I just…How can this need to be spelled out explicitly? The staff, who by now has deployed “wow,” “really,” “ha ha right?,” AND “that’s crazy,” just wants to end the conversation. Your failure to recognize those cues notwithstanding, you should be aware that the appropriate next phase of this interaction is NOT to expose and explain your surgical scars. There is no planet in the multiverse on which this is a good idea. What - and we can’t emphasize this strongly enough - the actual chicken-fried fuck? Oh, and showing them to the building’s security guard? Also no. And during the actual interview? Bold, not gonna lie. But…

Don’t use all the oxygen.

In every interview, there are times when you will answer questions. There are times when you will ask questions. There are also times - very important times - when you need to not talk at all. Like, at all. A job interview is an audition. But it’s not the kind of audition where you get up and do a monologue so the director can hear how much and how well you can speak. It’s also not the kind of audition where you do a little soft-shoe, just in case you’re thinking of adding that to your repertoire. But in any event, you should remember that the person interviewing you has as much right to speak as you. More, in fact, as that person will decide if you get the job. Believe it or not, the likelihood of that decision going in your favor is directly proportional to your ability to take a damn breath. Not only that…

Don’t riff.

Some questions require long answers. Some don’t. Really. No, really. If the interviewer asks you to name important milestones in your career, this may be an occasion to give a fairly comprehensive response. If the interviewer asks “Did you find the office OK?” this does not require a multi-part story with an ensemble cast and two plot twists. Similarly, you may be asked about a previous company you worked for. Keep your answer confined to that company and the job you did there. Do not mention your cat. Do not share your best friend’s opinion of the hairstyle you wore while working there. Do not talk about your scars again.
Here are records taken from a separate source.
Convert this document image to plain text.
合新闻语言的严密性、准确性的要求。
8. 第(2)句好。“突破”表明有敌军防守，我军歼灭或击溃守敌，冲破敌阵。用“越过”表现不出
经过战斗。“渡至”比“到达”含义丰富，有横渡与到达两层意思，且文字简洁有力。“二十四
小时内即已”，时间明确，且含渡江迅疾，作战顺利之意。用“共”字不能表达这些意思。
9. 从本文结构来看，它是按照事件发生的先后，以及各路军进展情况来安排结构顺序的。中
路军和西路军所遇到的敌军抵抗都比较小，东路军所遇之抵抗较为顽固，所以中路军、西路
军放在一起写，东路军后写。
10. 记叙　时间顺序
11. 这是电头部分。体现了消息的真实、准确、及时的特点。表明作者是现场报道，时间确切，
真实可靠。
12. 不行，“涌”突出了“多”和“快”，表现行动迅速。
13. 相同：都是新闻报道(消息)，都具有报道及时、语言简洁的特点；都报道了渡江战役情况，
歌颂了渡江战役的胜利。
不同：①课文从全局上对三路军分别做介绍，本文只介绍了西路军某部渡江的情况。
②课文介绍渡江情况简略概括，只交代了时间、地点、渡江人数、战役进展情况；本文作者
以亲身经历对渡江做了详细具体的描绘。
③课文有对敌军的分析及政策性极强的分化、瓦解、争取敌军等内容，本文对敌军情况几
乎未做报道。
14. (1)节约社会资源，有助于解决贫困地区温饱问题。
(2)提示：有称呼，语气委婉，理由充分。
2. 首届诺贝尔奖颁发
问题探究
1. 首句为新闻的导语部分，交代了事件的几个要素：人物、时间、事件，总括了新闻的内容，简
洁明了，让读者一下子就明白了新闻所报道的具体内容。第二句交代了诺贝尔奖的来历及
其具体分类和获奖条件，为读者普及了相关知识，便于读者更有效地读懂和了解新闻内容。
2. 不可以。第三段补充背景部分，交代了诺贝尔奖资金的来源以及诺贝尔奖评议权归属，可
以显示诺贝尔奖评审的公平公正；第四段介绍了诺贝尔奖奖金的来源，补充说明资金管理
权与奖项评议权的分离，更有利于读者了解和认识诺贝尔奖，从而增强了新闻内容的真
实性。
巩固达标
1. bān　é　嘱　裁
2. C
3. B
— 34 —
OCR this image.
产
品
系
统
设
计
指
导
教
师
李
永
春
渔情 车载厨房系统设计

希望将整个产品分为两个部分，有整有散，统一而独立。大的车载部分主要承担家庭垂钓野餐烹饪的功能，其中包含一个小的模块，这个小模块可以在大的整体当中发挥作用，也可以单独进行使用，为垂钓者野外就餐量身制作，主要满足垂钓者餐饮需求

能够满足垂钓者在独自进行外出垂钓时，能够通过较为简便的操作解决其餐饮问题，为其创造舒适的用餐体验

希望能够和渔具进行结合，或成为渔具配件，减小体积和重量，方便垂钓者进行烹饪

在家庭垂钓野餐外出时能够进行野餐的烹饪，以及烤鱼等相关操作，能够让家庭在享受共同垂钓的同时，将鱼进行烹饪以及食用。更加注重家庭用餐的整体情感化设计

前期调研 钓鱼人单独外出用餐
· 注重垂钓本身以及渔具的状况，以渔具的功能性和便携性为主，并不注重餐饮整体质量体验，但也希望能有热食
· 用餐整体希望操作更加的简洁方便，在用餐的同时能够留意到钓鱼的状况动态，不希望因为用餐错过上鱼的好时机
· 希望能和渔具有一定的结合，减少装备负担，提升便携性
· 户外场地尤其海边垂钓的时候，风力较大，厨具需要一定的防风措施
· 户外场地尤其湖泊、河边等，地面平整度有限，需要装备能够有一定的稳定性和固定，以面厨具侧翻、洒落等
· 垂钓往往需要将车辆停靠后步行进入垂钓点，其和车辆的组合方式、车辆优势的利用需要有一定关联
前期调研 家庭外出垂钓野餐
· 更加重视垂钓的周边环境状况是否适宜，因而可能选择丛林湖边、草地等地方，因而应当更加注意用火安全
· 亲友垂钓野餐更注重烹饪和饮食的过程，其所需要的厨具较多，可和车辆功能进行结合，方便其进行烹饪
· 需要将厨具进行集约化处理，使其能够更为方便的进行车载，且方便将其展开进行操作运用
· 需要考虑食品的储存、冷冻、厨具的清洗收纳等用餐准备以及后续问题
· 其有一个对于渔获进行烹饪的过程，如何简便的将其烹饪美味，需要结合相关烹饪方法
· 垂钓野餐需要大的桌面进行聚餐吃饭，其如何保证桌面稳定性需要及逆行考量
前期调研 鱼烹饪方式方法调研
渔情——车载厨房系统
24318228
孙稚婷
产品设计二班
Don't overlook context clues.

At some point, you may allow the interviewer to speak. Congratulations! The interviewer may ask another question, or explain the nature of the position being filled. Or he may look you square in the face and say, "This really isn't going well." This is a hint! A sign! An opportunity to take stock of what you're doing and how you're handling yourself! You may want to change your approach. You may want to realize you have little chance of yielding a job offer. Or you may want to continue babbling about irrelevant topics until you are finally asked to leave. Which will you choose? This is an exciting time!

I hope this has been helpful to some of you. Thank you for coming to my CHUCK talk.


  1. Job interviews really do provide some remarkable instances of "How did you get this far in life without knowing that?" So I would add: Don't make negative gender-based comments about your previous co-workers. To illustrate that I once helped interview a guy who started off his interview by saying, "My biggest problem at the last place I worked was all the women."
    My boss, who was running the interview, was a woman, and if he'd been paying attention he would have noticed that everyone he passed on his way through the office was a woman. But even if they hadn't been I can't imagine why he'd think that was a smart thing to say.